The amount of H 2 O subducted to postarc depths dictates such disparate factors as the generation of arc and back‐arc magmas, the rheology of the mantle wedge and slab, and the global circulation of H 2 O. Perple_X was used to calculate phase diagrams and rock physical properties for pressures of 0.5–4.0 GPa and temperatures of 300–900°C for a range of bulk compositions appropriate to subduction zones. These data were merged with global subduction zone rock fluxes to generate a model for global H 2 O flux to postarc depths. For metasomatized igneous rocks, subducted H 2 O scales with bulk rock K 2 O in hot slabs. Metasomatized ultramafic rocks behave similarly in cold slabs, but in hot slabs carry no H 2 O to magma generation depths because they lack K 2 O. Chert and carbonate are responsible for minimal H 2 O subduction, whereas clay‐rich and terrigenous sediments stabilize several hydrous phases at low temperature, resulting in significant postarc slab H 2 O flux in cold and hot slabs.
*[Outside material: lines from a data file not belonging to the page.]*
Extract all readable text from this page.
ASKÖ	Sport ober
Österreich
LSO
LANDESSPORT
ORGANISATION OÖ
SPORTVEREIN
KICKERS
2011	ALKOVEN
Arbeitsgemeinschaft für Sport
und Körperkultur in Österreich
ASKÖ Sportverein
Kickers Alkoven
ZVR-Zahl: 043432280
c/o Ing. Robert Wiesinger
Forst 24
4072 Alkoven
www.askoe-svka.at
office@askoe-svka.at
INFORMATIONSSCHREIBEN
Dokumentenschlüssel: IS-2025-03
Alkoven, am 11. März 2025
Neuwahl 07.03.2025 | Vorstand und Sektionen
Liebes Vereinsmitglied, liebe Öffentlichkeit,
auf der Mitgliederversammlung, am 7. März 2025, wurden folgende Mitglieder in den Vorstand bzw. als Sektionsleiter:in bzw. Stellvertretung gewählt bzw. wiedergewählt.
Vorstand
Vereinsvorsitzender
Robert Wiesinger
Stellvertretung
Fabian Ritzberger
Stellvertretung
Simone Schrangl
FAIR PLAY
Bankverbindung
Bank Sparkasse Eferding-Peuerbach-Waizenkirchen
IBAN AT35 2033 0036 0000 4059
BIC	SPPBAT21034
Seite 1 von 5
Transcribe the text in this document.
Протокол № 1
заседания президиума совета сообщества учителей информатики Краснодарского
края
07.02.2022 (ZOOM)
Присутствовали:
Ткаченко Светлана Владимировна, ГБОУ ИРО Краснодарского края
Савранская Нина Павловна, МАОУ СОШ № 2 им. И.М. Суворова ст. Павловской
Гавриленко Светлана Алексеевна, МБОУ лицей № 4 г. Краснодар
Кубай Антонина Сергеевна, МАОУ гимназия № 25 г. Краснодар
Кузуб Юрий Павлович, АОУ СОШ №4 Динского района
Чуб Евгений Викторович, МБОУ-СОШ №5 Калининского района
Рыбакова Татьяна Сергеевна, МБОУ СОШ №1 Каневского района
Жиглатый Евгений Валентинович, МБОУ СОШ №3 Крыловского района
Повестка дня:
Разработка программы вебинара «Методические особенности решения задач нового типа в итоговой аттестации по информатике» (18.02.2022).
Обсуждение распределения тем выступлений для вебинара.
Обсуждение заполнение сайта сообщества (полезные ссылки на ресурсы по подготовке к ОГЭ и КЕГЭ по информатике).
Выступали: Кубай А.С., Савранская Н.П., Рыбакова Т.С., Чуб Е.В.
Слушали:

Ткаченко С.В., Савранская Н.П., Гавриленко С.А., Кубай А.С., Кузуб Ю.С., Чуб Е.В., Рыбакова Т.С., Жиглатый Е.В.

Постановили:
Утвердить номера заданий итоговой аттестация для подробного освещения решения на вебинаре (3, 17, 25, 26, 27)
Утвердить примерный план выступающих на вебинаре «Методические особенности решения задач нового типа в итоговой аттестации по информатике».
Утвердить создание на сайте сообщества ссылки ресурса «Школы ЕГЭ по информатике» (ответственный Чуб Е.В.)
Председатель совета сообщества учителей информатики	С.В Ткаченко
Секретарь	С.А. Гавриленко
Continental crust also subducts much H 2 O in cold slabs because of the stability of lawsonite and phengite; in hot slabs it is phengite that carries the bulk of this H 2 O to postarc depth. All told, the postarc flux of H 2 O in cold slabs is dominated by terrigenous sediment and the igneous lower crust and mantle and is proportional to bulk rock H 2 O. In contrast, in hot slabs the major contributors of postarc slab H 2 O are metasomatized volcanic rocks and subducted continental crust, with the amount of postarc slab H 2 O scaling with K 2 O. The Andes and Java‐Sumatra‐Andaman slabs are the principal suppliers of pelagic and terrigenous sediment hosted H 2 O to postarc depths, respectively. The Chile and Solomon arcs contribute the greatest H 2 O flux from subducted continental and oceanic forearc, respectively. The Andean arc has the greatest H 2 O flux provided through subduction of hydrated ocean crust and mantle. No correlation was observed between postarc slab H 2 O flux and slab seismicity.